Agenzia Giornalistica
direttore Paolo Pagliaro

Mariele Ventre, la dolce fata dello Zecchino d’Oro

Ritratti
Una galleria giornalistica di ritratti femminili legati all'Unità d'Italia. Donne protagoniste nell'economia, nelle scienze, nella cultura, nello spettacolo, nelle istituzioni e nell'attualità. Ogni settimana due figure femminili rappresentative della storia politica e culturale italiana passata e presente.

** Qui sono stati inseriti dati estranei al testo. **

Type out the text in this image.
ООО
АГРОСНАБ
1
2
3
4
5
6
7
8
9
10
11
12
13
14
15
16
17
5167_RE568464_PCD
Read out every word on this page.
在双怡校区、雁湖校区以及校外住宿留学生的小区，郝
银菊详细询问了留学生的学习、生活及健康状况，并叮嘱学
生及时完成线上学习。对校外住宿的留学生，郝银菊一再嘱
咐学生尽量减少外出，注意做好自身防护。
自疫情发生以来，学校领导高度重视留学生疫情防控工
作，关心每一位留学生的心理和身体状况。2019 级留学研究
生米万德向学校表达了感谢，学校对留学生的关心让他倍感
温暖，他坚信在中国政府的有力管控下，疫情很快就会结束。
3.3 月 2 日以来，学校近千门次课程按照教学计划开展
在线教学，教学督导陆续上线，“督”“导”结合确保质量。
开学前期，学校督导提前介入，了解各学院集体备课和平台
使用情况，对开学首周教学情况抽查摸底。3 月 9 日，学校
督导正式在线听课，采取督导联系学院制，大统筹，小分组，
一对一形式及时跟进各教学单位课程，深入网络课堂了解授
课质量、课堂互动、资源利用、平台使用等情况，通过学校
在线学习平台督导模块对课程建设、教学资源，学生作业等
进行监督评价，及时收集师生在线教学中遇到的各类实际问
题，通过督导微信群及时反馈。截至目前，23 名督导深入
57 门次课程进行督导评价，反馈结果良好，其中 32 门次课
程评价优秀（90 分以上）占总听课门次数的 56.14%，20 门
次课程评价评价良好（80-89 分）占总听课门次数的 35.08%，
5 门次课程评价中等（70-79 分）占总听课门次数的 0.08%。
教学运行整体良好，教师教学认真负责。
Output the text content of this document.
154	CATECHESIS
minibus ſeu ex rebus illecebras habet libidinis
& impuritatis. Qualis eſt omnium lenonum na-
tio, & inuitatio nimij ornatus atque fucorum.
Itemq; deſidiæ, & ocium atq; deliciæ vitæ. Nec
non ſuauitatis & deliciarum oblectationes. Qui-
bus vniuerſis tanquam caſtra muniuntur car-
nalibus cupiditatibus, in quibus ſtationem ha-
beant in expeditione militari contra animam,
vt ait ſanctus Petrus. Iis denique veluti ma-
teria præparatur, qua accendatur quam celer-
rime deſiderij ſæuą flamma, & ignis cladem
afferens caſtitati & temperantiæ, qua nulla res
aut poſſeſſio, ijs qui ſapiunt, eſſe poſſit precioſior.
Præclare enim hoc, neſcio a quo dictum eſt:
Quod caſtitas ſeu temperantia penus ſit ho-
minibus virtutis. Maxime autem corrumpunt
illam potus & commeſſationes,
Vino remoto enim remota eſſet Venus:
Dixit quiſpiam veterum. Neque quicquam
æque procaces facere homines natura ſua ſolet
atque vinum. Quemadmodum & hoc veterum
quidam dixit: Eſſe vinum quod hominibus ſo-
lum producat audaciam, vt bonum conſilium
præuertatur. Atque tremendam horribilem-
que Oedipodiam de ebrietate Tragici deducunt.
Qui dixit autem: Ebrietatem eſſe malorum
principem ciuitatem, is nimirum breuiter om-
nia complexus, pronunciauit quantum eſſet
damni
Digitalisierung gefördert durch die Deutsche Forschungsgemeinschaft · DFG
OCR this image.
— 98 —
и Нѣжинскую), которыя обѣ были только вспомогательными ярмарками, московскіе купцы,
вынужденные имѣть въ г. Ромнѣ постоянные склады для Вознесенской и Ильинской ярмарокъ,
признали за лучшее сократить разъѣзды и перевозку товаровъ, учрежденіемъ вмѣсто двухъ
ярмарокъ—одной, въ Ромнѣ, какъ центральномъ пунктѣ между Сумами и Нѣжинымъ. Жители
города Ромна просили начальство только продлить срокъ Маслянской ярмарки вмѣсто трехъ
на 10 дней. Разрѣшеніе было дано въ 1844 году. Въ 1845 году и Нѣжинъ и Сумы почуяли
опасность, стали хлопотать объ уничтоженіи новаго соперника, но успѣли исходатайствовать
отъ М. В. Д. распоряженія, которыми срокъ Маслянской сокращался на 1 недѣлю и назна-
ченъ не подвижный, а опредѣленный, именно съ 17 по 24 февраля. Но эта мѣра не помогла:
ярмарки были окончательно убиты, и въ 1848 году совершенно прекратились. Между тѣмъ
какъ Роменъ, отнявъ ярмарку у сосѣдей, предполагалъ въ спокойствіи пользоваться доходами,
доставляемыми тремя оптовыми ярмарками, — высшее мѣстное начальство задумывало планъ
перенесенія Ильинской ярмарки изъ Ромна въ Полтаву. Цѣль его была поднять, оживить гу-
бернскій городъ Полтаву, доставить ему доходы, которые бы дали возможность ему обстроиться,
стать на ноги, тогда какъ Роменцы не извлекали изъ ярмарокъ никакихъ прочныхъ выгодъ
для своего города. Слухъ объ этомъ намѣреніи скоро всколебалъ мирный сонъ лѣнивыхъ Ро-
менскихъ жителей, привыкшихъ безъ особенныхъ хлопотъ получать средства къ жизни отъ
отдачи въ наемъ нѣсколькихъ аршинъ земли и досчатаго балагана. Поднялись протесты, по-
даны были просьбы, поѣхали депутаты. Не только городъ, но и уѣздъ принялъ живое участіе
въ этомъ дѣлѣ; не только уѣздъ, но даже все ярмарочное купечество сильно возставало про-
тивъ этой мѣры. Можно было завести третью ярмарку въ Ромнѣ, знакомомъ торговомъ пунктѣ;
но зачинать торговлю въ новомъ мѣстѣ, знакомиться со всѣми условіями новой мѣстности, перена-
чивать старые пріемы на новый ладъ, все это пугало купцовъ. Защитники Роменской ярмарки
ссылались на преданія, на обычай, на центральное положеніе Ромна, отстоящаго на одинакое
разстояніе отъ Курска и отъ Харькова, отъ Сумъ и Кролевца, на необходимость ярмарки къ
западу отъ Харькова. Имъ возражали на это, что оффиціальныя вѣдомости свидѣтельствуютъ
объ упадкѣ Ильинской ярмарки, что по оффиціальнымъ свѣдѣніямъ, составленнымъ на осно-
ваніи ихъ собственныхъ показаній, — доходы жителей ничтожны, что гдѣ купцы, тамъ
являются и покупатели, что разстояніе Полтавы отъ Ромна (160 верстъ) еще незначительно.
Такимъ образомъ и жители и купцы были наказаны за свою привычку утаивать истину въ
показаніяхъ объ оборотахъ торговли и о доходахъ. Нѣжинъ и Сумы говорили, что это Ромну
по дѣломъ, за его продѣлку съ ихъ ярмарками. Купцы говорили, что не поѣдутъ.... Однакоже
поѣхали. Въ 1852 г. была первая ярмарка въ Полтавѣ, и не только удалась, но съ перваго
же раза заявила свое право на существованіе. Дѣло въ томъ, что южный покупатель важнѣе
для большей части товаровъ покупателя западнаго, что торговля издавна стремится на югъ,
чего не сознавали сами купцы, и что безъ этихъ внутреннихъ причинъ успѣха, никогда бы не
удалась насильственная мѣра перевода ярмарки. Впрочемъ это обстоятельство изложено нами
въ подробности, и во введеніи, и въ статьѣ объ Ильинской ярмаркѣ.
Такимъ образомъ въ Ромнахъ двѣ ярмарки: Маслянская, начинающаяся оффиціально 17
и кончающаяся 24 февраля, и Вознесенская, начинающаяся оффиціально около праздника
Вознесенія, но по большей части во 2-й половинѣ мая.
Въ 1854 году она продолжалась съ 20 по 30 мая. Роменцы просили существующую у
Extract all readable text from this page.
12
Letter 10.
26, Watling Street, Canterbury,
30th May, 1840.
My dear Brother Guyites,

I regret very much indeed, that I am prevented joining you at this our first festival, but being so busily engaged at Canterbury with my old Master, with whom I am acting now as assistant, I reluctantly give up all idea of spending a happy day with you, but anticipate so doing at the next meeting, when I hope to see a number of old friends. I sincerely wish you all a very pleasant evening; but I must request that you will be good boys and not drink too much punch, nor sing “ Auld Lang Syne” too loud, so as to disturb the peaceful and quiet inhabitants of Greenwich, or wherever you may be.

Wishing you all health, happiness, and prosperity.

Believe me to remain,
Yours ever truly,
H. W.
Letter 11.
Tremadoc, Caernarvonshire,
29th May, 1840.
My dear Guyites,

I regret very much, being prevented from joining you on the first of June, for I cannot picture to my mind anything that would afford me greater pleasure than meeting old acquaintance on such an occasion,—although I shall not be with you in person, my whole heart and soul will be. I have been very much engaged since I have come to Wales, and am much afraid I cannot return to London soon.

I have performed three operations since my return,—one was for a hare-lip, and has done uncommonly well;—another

Mariele Ventre, la dolce fata dello Zecchino d’Oro

Dire che per oltre trent’anni sia stata la vera anima di una delle trasmissioni televisive più amate della penisola è probabilmente riduttivo nei confronti dell’indimenticabile Maria Rachele Ventre, la “Mariele” della musica di chissà quante infanzie, infaticabile direttrice del coro dell’Antoniano. Per gli italiani, lo Zecchino d’Oro ha da sempre rappresentato qualcosa di diverso da una semplice trasmissione televisiva, forse più “un luogo dell’anima” dove si può specchiare, oltre una certa età, quanto di bambino è sopravvissuto in noi mentre, se bambini si è ancora, allora ecco che, come per magia, alle note di canzoni quali “Quarantaquattro gatti”, “La figlia del re di Castiglia”, “Il caffè della Peppina” e via di questo passo, a spiccare il volo davanti allo schermo – oggi come ieri - non sono i ricordi ma davvero tutta l’anima. Quell’anima fatta musica che Mariele per tanti anni ha inimitabilmente coltivato in decine di cantanti in erba: basti ricordare che fra i suoi “ex pupi” vi furono Cristina D’Avena (che nel ‘68 si esibì nel  “Valzer del moscerino”), il soprano Anna Caterina Antonacci, la direttrice d’orchestra Anna Whilhelm, il maestro di corno Enrico Bellati. Francesco Cossiga la nominò Cavaliere della Repubblica, a Cracovia le diedero una Medaglia al Sorriso, insieme a Karol Wojtyla e a Peter Ustinov.

Questa donna la cui direzione del coro era uno spettacolo nello spettacolo, nasce a Bologna da genitori lucani il 16 luglio 1939. Nel ‘57 ottiene il diploma magistrale anche se la sua grande passione, il pianoforte, la porta, nel ’61, a diplomarsi presso il Conservatorio Giuseppe Verdi di Milano. E’ questa una fase della sua vita in cui Mariele riesce a far convivere l’impegnativa professione di maestra con “la febbre” della musica. Riuscirà a unire queste sue propensioni in un afoso settembre (siamo sempre nel ’61) allorché la Nostra, al termine della messa nella sua parrocchia, quella bolognese di Sant’Antonio, parla con Padre Berardo Rossi, direttore dell’Antoniano nonché vecchio amico di famiglia, che la informa di quella manifestazione per bambini nata due anni prima a Milano e della quale è stata appena presa l’organizzazione. “Ci serve qualcuno – sono le parole del religioso -. Insegneresti a cantare a dei bambini?”. E’ così che ha inizio una favola durata fino al 1995, ovvero alla prematura scomparsa di Mariele, ad appena 56 anni di età. Negli ultimi giorni della sua vita, la Ventre volle comunque dirigere il coro che lei stessa fondò due anni dopo quell’incontro risolutore con Padre Rossi.

Durante i 32 anni della sua direzione, Mariele non si limitò a dirigere i bambini, ma fu sempre parte attiva nella scelta della canzoni e dei testi che, secondo la sua visione etica della manifestazione canora, dovevano educare oltre che divertire. La maturità della maestra-musicista non era però molto spesso la stessa di tanti genitori, stregati - anche in questo caso “oggi come ieri” - dal richiamo del piccolo schermo. E così si racconta del suo stress per le telefonate di quanti, dopo che le puntante erano andate in onda, si lamentavano perché “al loro pargolo” la regia non aveva dato la dovuta attenzione. “Altro che scuola dell’obbligo per i ragazzi, servirebbe ai genitori”, pare abbia detto, esasperata, in più di un’occasione. Andava su tutte le furie quando la consacrazione mediatica faceva trascendere lo “spirito originario” della manifestazione: guai a parlare di “prodigi” (ma com’era facile trovare questa parola sulle riviste). Lei cercò – e riuscì – a trasformare in canterini una fila sterminata di bambini cercando di farli restare fanciulli: “se copiano gli adulti, ciao. Amici come prima, ma ognuno per la sua strada”. Si può quindi facilmente comprendere, questa volta condividendo, perché in quel tristissimo dicembre del 1995 i giornali parlarono della “morte di una fata dolce e severissima”. Questo, per chi l’ha conosciuta, è stata Mariele, maestra del coro e di quella parte dell’essere che “resta sempre bambina”.